Doch trotz aller Begeisterung des Investors und der getätigten Sanierungsmaßnahmen fällt die erste Bilanz dennoch deutlich weniger positiv aus, als erhofft. Es gibt große Leerstände. „Es lässt sich schwerer und langsamer vermieten, als gedacht“, bestätigt Immobilienfachwirtin Petra Rucker von der Fabrimex Gmbh. 3000 Quadratmeter für Produktion, Ausstellung und Lager sind derzeit noch frei, außerdem stehen im Verwaltungsgebäude rund 600 Quadratmeter Bürofläche zur Verfügung.
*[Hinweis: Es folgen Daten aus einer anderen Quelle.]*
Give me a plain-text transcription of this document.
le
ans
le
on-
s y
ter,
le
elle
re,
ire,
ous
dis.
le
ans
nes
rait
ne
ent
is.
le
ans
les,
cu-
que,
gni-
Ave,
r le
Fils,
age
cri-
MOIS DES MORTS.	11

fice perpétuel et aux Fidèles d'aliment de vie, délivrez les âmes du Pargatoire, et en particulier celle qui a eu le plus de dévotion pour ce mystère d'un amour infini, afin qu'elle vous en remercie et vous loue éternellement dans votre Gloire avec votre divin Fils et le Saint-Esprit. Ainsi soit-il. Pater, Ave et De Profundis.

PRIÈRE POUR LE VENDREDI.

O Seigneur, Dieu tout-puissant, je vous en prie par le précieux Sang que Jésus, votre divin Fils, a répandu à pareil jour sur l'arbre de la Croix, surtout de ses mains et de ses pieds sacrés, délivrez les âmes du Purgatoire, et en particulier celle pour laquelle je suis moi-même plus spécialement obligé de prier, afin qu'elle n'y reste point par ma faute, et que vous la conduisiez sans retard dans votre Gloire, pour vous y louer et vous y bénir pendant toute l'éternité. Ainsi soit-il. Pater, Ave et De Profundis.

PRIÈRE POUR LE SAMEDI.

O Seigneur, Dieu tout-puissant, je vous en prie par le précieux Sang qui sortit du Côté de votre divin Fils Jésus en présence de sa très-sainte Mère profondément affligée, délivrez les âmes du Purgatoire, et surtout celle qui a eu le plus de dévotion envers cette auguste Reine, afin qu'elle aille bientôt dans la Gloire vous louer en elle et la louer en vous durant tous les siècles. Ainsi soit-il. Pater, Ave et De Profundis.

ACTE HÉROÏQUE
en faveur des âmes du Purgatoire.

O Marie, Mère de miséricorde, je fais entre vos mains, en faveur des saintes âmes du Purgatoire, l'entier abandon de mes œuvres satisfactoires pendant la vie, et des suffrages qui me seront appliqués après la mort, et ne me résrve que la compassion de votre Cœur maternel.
Die Mietflächen sind in größere und kleinere Einheiten aufgeteilt, erläutert Rucker, die auch darauf achtet, dass potentielle künftige Mieter zum Konzept des Technologieparks passen. „Für Spielhallen und Fitnessstudios wäre durchaus Nachfrage da gewesen“, verrät die Immobilienfachwirtin, „aber das möchte der Eigentümer nicht“. Der Charakter des Technologieparks soll erhalten bleiben, deshalb werden die Räume freigehalten für Büros, Handels-, Service- oder Produktionsbetriebe. Startup-unternehmen sind auch gerne gesehen.
Ungenutzt sind die großen, leeren Hallen derzeit aber dennoch nicht. Die Räume werden der örtlichen Feuerwehr kostenlos überlassen, zur Durchführung von Übungen, bis ein Interessent gefunden ist, erzählt Petra Rucker – und auch eine Kunstausstellung fand hier schon statt.